Jakob Oestergaard wrote:

>On Tue, Nov 01, 2005 at 07:09:39PM +0300, Mikhail Kuzminsky wrote:
>  
>
>>In message from balamurugan <rbala at hclinsys.com> (Mon, 31 Oct 2005 
>>15:06:11 +0530):
>>    
>>
>>>Dear all,
>>>Iam trying to benchmark a Xeon processor (Dual core) machine with 
>>>linpack (n=100) fortran code on Red Hat linux AS 4. The result gives 
>>>zero values for some calls. The details in the internet say that it 
>>>may be due to low resolution of the timing function.

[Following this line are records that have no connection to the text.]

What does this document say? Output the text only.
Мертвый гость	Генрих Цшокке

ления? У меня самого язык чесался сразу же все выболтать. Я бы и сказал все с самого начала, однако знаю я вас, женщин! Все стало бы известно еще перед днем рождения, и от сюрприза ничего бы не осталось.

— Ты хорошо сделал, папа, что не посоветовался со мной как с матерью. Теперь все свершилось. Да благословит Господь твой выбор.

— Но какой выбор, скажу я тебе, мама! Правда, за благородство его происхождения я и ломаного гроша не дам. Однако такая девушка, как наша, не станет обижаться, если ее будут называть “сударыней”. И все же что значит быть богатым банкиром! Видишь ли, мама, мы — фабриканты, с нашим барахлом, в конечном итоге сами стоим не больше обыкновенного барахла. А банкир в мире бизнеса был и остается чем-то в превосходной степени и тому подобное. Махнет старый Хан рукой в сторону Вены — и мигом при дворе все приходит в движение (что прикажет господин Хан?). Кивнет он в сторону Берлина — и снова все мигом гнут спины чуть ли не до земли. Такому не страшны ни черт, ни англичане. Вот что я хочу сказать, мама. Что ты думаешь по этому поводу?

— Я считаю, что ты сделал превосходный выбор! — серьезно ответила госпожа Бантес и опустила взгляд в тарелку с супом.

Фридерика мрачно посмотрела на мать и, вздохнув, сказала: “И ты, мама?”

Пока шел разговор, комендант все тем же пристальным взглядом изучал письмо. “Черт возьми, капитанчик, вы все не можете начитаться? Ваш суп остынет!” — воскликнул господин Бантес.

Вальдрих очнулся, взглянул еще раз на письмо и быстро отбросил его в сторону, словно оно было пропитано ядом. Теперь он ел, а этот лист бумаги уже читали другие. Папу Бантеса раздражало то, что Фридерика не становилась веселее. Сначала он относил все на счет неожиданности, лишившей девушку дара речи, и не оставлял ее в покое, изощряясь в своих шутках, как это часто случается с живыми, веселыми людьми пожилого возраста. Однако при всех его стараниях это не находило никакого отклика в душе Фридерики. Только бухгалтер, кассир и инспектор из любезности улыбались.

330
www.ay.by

Can you help me 
>>>tuning the resolution of second function.
>>>      
>>>
>>You should use gettimeofday()- based or RDTSC-based timer.
>>    
>>
>
>Is the TSC synced between the cores on the Xeon?  If not, then simple
>rdtsc based timing is going to be unreliable.  (It's possible of course,
>with many repeated tests and outlier elimination to disregard the tests
>where the thread switched core).
>
>I know the TSC isn't synced between cores on dual core Opteron, it's not
>synced on plain SMP (multiple sigle-core processors) and given that the
>dual core Xeon is pretty much just two Xeons shoe-horned into one
>package, I doubt it would be synced there.  (But, as always, would love
>to be corrected, should I be wrong :)
>
>gettimeofday() is definitely a very good suggestion.
>
>  
>
I had used the gettimeofday() function for the benchmark and is working 
well with a C code where in the gettimeofday() function and its calling 
function are in the same file or gettimeofday() function is included as 
a preprocessor directive. But when i tried to link the same C code with 
the fortran code, i was not successful. I am not sure what is wrong with 
the steps that i follow.

1. I have written a "C" code mysecond.c

# include <stdio.h>
# include <sys/time.h>
# include <math.h>
extern double end;
double mysecond_()
{
struct timeval tv;
double times[2];
gettimeofday(&tv, NULL);
times[0] = tv.tv_sec;
times[1] = tv.tv_usec;
end=((times[0]*1.e6) + times[1]);
end=(double)end/1.e6;
return end;
}

2. I have compiled it to create a "mysecond.o" file.
3. I have changed all the second call in the fortran file to mysecond
4. I compiled the fortran file (double100.f) with the c object file to 
create an executable
f77 -O3 double100.f mysecond.o
5. There was no errors or warnings during compilation and the executable 
ran successfully, but the result was not the one expected to be produced 
and had negative values. I understand from analysis that the there could 
be a problem in linking the c file and the fortran code.
6. Is there any way to get around this problem.